Guadeloupe is a large butterfly-shaped island full of french people, and cheese. Just south of the mainland lie Les Saintes. They are a series of small, beautiful islands only accessible by boat. One of the islands, Terre de Haut, allows you to clear in, and I made my way there first. There was some sort of extended lunch break going on when I arrived at the office, so I sat down on a bench outside with my book to wait. Presently, a ferrety man slouched up to me and sat down on the other end of the bench. He introduced himself in french, and I happily indicated that I couldn’t understand him. Unfortunately, he spoke english as well. He began the conversation by kindly suggesting that I shouldn’t get any more tattoos because they’re not ladylike. I made a ladylike grunt, and told him that I actually had forgotten, but I didn’t speak English either. The Ferret ignored this comment and asked if I needed a guide for the island. Luckily at that moment the building re-opened, and I curtseyed my way out.
With the exception of my gentleman friend, I found Les Saintes to be charming and handsome. There were more cats than people (always a good sign), and I didn’t have to walk more than five minutes from any point on the island to arrive at an ice cream parlor. After a few happy days, I made my way to the big island of Guadeloupe.
Guadeloupe has an excellent bus system. It does not, however, have any sort of online schedule or list of bus routes. The tourist office ladies confirmed that there’s no printed schedule either, but that the busses will stop anywhere for you as long as you flag them down. Further south in the Caribbean, this system works really well. Instead of big busses, there are minivans with the names of their major destinations on a card in the front window. In Guadeloupe, each large city-bus had a very informative number and nothing else.
I memorized the name of the town I was aiming for and the phrase: “are you go here?” Stationing myself by an official-looking palm tree, I waited for my first victim. After several minutes, an orange bus trundled down the road and I flagged it down. Stepping aboard, I asked the driver my question. He couldn’t understand the name of the town I was trying to pronounce, so I whipped out my phone and pointed to the map. The driver pulled a pair of reading glasses from his shirt pocket and squinted at the tiny screen.
He opened the doors, and I stepped back out. Another bus passed, and I played the same charade. Then, a third. Just when I was about to give up, I found my magical orange chariot: 22B. I crossed my fingers that I had pronounced the name of the town correctly, and sat back to see where I would end up. Miraculously, I arrived where I had intended. At the end of the day, there was a brief moment of panic when I forgot which bus line to ride home. But I was good at bus roulette at that point. I only went through two busse before I found the right one. Progress. That’s all I ask for.
Although Guadeloupe is beautiful and friendly, I started to feel lonely after a week. The language barrier made it almost impossible to make friends, and I was developing an unhealthy dependence on baguettes. It was time to clear out and move on.

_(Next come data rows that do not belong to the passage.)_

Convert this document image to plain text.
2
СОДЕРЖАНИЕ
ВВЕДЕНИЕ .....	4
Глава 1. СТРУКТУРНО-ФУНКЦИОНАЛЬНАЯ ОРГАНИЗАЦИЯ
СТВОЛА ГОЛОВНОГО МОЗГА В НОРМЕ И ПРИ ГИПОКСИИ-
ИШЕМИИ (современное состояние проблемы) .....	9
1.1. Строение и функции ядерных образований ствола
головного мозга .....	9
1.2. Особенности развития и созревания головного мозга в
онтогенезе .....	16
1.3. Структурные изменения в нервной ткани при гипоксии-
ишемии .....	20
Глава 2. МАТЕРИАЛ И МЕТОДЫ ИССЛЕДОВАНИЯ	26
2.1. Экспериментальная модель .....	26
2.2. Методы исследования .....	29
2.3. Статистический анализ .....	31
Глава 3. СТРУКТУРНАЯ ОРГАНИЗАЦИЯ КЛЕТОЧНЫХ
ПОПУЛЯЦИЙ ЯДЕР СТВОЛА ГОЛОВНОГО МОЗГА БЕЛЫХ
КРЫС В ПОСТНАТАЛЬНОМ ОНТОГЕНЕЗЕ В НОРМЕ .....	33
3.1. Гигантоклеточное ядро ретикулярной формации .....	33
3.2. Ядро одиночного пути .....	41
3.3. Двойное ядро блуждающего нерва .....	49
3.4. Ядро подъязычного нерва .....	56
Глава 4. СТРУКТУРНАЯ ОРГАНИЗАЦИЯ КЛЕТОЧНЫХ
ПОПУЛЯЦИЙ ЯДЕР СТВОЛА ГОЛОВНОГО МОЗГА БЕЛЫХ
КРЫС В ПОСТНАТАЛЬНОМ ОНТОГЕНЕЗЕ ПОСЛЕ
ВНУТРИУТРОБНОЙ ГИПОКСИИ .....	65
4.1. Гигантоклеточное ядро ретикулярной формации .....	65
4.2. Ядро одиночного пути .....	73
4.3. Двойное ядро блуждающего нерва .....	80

The clearance process in the French islands is the most relaxed of any other country I’ve been to. Usually there’s a computer at the back of the local marine hardware store. You filll out an online form, and bring it to the front desk. The hardware cashier stamps it, and sometimes even checks your passport. At Les Saintes I had cleared in at an internet cafe. Assuming the procedure would be the same in the town where I was clearing out, I didn’t bother smartening up. I had to take a bus into the next town, and was planning on spending the day hiking around. Since I only have three nice shirts, I try to save them for special occasions.
Checking the map, I saw that customs was located inside a town-sized marina. Paved paths snaked around ornamental trees and perfectly manicured grass. Everyone was wearing polo shirts and seemed to be in a hurry. I looked down at my flip flops, which I had recently repaired with 5200 caulk and seine twine. Thank god I’d fixed them! It would be so embarrassing if people noticed my shoes were falling apart.
At the end of an elegant path stood a round building called the Captainery. I paused to take a sip of water and wipe the sweat off my face before entering. There was a sign on the door in English and French that read: Formal Clothing Only. This was probably a mistranslation of the classic: no shirt, no shoes, no service. I pushed open the door and was dazzled by a shiny floor and giant counter. Oh good. If I stood close to the counter, no one would notice the glue line around the bottom of my flip flops. One of the coiffed secretaries pushed over a stack of papers, and pointed to a little desk across the room. I sat down. As I reached into my bag for a pen, I noticed that the floor was wet. I lifted my bag up, thinking I’d set it in a puddle. Ha! They call themselves fancy, but their floor leaks! A steady dripping now splashed from my bag into the puddle. I looked behind me and noticed a line of water from the counter to my chair. Then I looked in my bag and noticed the now empty water bottle. I’ve never filled out a form faster. Sloshing back over to the counter, I pushed my damp papers across to the secretary. My pack remained hidden under the mercifully imposing counter. I smiled my best smile, and tried to act like I wasn’t leaking water all over the spotless Captainery. The sweet sound of an official stamp filled my ears, and I scuttled out before anyone changed their mind. Once outside the door, I turned my bag upside down, and a little waterfall gently flowed out onto the perfectly manicured lawn.